Gunther spent his spare time writing his second novel, Eden for One: An Amusement. "The story is about Peter Lancelot, a small boy with a penchant for dreaming. When a magician named Mr. Dominy causes Peter's every desire to come true, the boy promptly wishes himself into an idyllic new world for which, Mr. Dominy conjures up an island, a garden, a castle, a friend, and a lover. But in a moralistic twist, life in this paradise inevitably goes sour." When it was published by Harper & Brothers in New York City in the autumn of 1927 it received poor reviews.
In August 1928 Gunther spent time with Walter Duranty in Moscow: He wrote in the Chicago Daily News: "Perhaps the first impression is the almost total absence of automobiles. The few that we do see are relics of an almost neolithic past, strange monsters with distorted body lines, paintless fenders, grotesquely fanciful hoods." Gunther later admitted in his autobiography that he provided information that he picked up from these visits to American and British officials: "Naturally, we (American foreign correspondents) cultivated friendships with American officials and diplomats, as well as those of other countries."
Gunther made his radio broadcasting debut on Chicago station WMAQ. The Chicago Daily News reported: "The first few words were fuzzy, while engineers had fumbled with equipment, but then Gunther's voice was heard with remarkable clarity." One critic claimed that Gunther had a clear radio voice that reminded him of movie actor James Stewart. Gunther considered radio easy work and easy money but dismissed broadcasting as not being "serious journalism".
Judith Gunther was born on 25th September, 1928. Unfortunately she died four months later. An autopsy revealed that she was a victim of an undiagnosed thymus ailment known as status thymicolymphaticus. Ken Cuthbertson has pointed out: "Tortured by feelings of guilt at having aborted several unwanted pregnancies, she now became obsessed with the notion that Judy's death was a cruel form of divine retribution for her past indiscretions." A son, Johnny, was born in 1929.
Gunther also wrote freelance articles and in October, 1929, Harper's Magazine published a much acclaimed article on Al Capone and other gangsters in Chicago. Entitled, The High Cost of Hoodlums , Gunther argued that 600 hoodlums had succeeded in terrorizing Chicago's three million citizens. He pointed out that gangsters could have an enemy "bumped off" for as little as $50. However, the going-rate for a newspaper man, like himself, was $1,000. Although his work was being praised Gunther believed that he was a deeply flawed journalist: "I'm terribly limited. I completely lack intensity of soul. I'm not original. I'm really only a competent observer who works terribly hard at doing a job well."

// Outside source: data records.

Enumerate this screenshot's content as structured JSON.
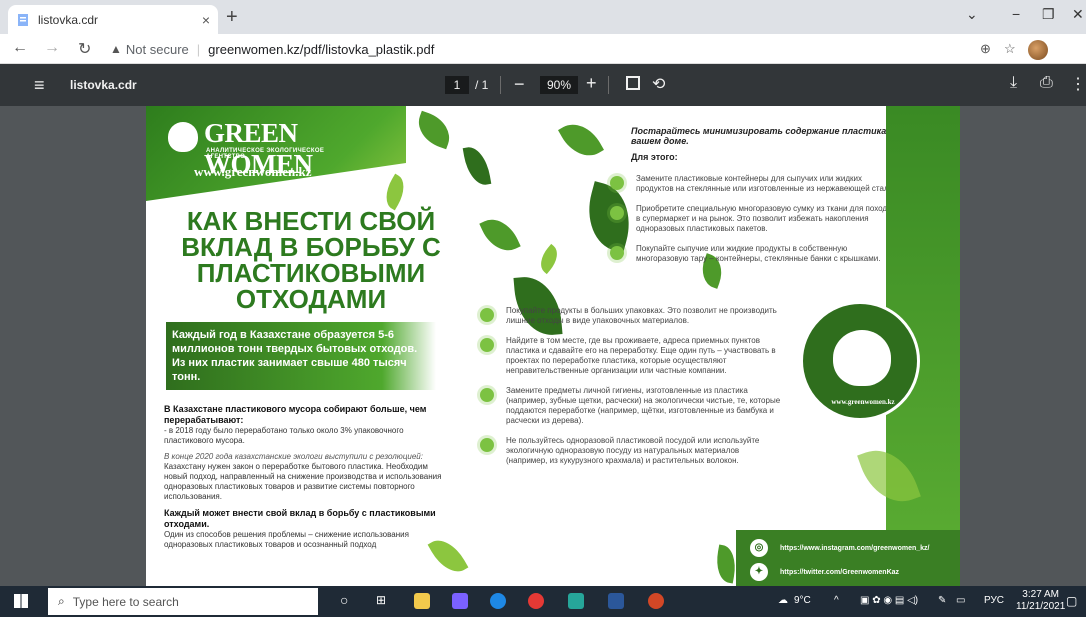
{
  "browser": {
    "tab_title": "listovka.cdr",
    "tab_close": "×",
    "new_tab": "+",
    "security_label": "Not secure",
    "url": "greenwomen.kz/pdf/listovka_plastik.pdf",
    "window_min": "−",
    "window_restore": "❐",
    "window_close": "✕",
    "chevron": "⌄"
  },
  "pdf_toolbar": {
    "title": "listovka.cdr",
    "page_current": "1",
    "page_total": "/ 1",
    "zoom": "90%",
    "zoom_minus": "−",
    "zoom_plus": "+"
  },
  "leaflet": {
    "logo_name": "GREEN WOMEN",
    "logo_sub": "АНАЛИТИЧЕСКОЕ ЭКОЛОГИЧЕСКОЕ АГЕНТСТВО",
    "site_url": "www.greenwomen.kz",
    "headline": "КАК ВНЕСТИ СВОЙ ВКЛАД В БОРЬБУ С ПЛАСТИКОВЫМИ ОТХОДАМИ",
    "fact_band": "Каждый год в Казахстане образуется 5-6 миллионов тонн твердых бытовых отходов. Из них пластик занимает свыше 480 тысяч тонн.",
    "left_heading": "В Казахстане пластикового мусора собирают больше, чем перерабатывают:",
    "left_p1": "- в 2018 году было переработано только около 3% упаковочного пластикового мусора.",
    "left_p2_italic": "В конце 2020 года казахстанские экологи выступили с резолюцией:",
    "left_p2": "Казахстану нужен закон о переработке бытового пластика. Необходим новый подход, направленный на снижение производства и использования одноразовых пластиковых товаров и развитие системы повторного использования.",
    "left_heading2": "Каждый может внести свой вклад в борьбу с пластиковыми отходами.",
    "left_p3": "Один из способов решения проблемы – снижение использования одноразовых пластиковых товаров и осознанный подход",
    "right_intro": "Постарайтесь минимизировать содержание пластика в вашем доме.",
    "right_for_this": "Для этого:",
    "bullets_right": [
      "Замените пластиковые контейнеры для сыпучих или жидких продуктов на стеклянные или изготовленные из нержавеющей стали.",
      "Приобретите специальную многоразовую сумку из ткани для походов в супермаркет и на рынок. Это позволит избежать накопления одноразовых пластиковых пакетов.",
      "Покупайте сыпучие или жидкие продукты в собственную многоразовую тару – контейнеры, стеклянные банки с крышками."
    ],
    "bullets_left": [
      "Покупайте продукты в больших упаковках. Это позволит не производить лишние отходы в виде упаковочных материалов.",
      "Найдите в том месте, где вы проживаете, адреса приемных пунктов пластика и сдавайте его на переработку. Еще один путь – участвовать в проектах по переработке пластика, которые осуществляют неправительственные организации или частные компании.",
      "Замените предметы личной гигиены, изготовленные из пластика (например, зубные щетки, расчески) на экологически чистые, те, которые поддаются переработке (например, щётки, изготовленные из бамбука и расчески из дерева).",
      "Не пользуйтесь одноразовой пластиковой посудой или используйте экологичную одноразовую посуду из натуральных материалов (например, из кукурузного крахмала) и растительных волокон."
    ],
    "circle_url": "www.greenwomen.kz",
    "instagram": "https://www.instagram.com/greenwomen_kz/",
    "twitter": "https://twitter.com/GreenwomenKaz"
  },
  "taskbar": {
    "search_placeholder": "Type here to search",
    "weather": "9°C",
    "lang": "РУС",
    "time": "3:27 AM",
    "date": "11/21/2021"
  }
}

In June 1930, Gunther became the Chicago Daily News journalist based in Vienna. He soon became close friends with Marcel Fodor, who worked for the Manchester Guardian. Another friend working in the city was William L. The two men played tennis together. They also explored the city together and Gunther later recalled that it was "the friendliest city in Europe". Shirer argued that Gunther was an excellent journalist: "John Gunther would go to a country and he'd immediately want to know who had the power, who made the decisions, who had the money, those sorts of things. Wherever he went, he'd always want to interview the king, or the president, or the prime minister."